[Distutils] A possible refactor/streamlining of PEP 517

Paul Moore p.f.moore at gmail.com
Mon Jul 17 07:07:16 EDT 2017


On 17 July 2017 at 11:41, Donald Stufft <donald at stufft.io> wrote:
> FWIW I consider the idea of a try-extra-hard flag (either explicit in the
> API or implicit in what kind of build you’re selected) a bad idea. While I
> ultimately “lost” the fight to narrow down the “variants” of installs to VCS
> -> sdist -> wheel -> install, I think adding a new variant of VCS -> funky
> try-harder but not as hard as sdist -> wheel -> install is only going to
> make things more confusing for end users as there is yet another subtle
> variant in their installs.
>
> I also don’t think it really even makes sense. If a backend had everything
> it needed to create a sdist, then it could have just successfully created
> the sdist and be done with it and we wouldn’t have called this hook. Since,
> aiui, the idea is to call this when sdists fail, then we’re assuming that
> for some reason the backend couldn’t create the sdist. Why do we assume that
> the backend is going to be capable of ensuring consistency with a sdist when
> it couldn’t create the sdist to begin with? In addition, why do we want a
> YOLO option that differs from the “try hard” version? Unless trying hard is
> some sort of super slow process (which it shouldn’t be, unless you’re
> creating a sdist as part of it, but if you can create a sdist why did
> build_sdist fail?) then it seems like you should just try hard always.
>
> I don’t care about in-place vs out-of-place builds. Add them, don’t add them
> whatever we can make it work either way. It seems like possibly a useful
> feature although Nathanial seems to have reservations that we haven’t fully
> thought through the implications of adding out of place building which seems
> like a legitimate concern. However, I am against having a “try hard” vs
> “YOLO” flag, explicit or implicit.

If we have a consensus here that "build a sdist and build a wheel from
it" is an acceptable/viable main route for pip to generate wheels
(with "just ask the backend" as fallback) then I'm OK with not
bothering with an "ask the backend to build a wheel out of tree"
option.
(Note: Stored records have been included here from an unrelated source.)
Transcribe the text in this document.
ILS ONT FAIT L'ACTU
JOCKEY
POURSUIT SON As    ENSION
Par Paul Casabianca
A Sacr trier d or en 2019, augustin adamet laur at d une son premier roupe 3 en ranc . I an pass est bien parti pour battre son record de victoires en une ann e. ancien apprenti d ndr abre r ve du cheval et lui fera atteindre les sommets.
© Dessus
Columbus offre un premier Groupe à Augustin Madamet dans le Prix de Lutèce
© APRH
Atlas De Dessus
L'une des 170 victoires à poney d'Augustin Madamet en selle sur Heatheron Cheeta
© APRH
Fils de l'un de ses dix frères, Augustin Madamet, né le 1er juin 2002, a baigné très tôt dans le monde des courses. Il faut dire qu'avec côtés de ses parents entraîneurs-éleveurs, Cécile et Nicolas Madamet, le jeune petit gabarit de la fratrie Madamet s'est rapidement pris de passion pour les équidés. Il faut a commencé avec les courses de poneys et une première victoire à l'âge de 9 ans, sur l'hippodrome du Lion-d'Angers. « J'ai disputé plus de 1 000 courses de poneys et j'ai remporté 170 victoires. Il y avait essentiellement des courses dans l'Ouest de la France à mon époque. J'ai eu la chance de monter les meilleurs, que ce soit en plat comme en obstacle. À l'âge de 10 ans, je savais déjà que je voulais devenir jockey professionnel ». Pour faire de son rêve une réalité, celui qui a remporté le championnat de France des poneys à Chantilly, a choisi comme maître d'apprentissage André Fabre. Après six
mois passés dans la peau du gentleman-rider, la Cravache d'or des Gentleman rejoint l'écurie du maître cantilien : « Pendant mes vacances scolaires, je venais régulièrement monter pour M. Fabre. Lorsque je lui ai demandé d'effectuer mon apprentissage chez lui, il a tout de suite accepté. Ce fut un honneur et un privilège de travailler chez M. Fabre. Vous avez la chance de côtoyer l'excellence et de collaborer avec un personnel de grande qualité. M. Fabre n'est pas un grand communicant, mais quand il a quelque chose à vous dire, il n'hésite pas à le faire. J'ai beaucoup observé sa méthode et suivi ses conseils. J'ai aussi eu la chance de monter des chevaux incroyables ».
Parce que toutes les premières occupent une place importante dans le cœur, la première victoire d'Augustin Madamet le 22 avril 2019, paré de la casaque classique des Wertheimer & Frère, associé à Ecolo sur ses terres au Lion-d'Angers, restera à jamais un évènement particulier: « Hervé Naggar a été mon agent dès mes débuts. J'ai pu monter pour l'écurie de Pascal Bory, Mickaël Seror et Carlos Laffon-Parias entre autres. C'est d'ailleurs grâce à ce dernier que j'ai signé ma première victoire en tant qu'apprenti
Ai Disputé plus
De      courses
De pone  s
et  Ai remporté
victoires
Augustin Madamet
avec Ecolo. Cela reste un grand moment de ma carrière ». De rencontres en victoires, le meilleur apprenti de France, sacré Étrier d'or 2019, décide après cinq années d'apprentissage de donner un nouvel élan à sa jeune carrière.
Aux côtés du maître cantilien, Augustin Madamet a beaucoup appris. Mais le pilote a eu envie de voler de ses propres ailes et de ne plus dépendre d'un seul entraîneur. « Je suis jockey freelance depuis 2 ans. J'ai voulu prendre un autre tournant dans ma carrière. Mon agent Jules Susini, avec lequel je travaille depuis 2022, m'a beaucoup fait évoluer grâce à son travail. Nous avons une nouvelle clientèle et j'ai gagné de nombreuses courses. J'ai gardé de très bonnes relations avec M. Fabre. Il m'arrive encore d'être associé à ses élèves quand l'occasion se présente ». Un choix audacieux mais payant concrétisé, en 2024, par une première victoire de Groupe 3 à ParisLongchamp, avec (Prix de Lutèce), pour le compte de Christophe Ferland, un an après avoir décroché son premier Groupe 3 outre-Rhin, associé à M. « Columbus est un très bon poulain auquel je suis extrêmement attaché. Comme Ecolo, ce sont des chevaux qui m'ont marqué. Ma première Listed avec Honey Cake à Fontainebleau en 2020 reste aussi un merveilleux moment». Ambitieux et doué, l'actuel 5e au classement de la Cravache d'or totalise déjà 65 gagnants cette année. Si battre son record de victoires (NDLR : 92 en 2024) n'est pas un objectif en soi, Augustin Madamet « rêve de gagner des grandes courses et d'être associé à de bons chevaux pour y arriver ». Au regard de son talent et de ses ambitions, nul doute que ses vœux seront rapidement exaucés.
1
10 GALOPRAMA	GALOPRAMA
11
My recollection of the history was that there was some
resistance in the past to pip going down the "build via sdist" route,
but if that's now considered OK in this forum, then I'm fine with
assuming that either I was mistaken or things have changed.

I'm still concerned that the "wheel doesn't match sdist" problem might
come up, but if we're OK with pointing users at the backend for
resolution of such issues, then I'd be happy with pip simply including
a message "Unable to create sdist - asking backend to create wheel
directly" as a warning to the user as to what's happened.

I'll also note that in both of the following cases, none of this matters:

1. Install from wheel (no backend involved).
2. Install from sdist (or build wheel from sdist) - pip just asks the
backend to build inplace where we unpack the sdist.

So for 99.9% of normal use (install from a requirement, i.e. from
something published on PyPI) this whole debate is irrelevant.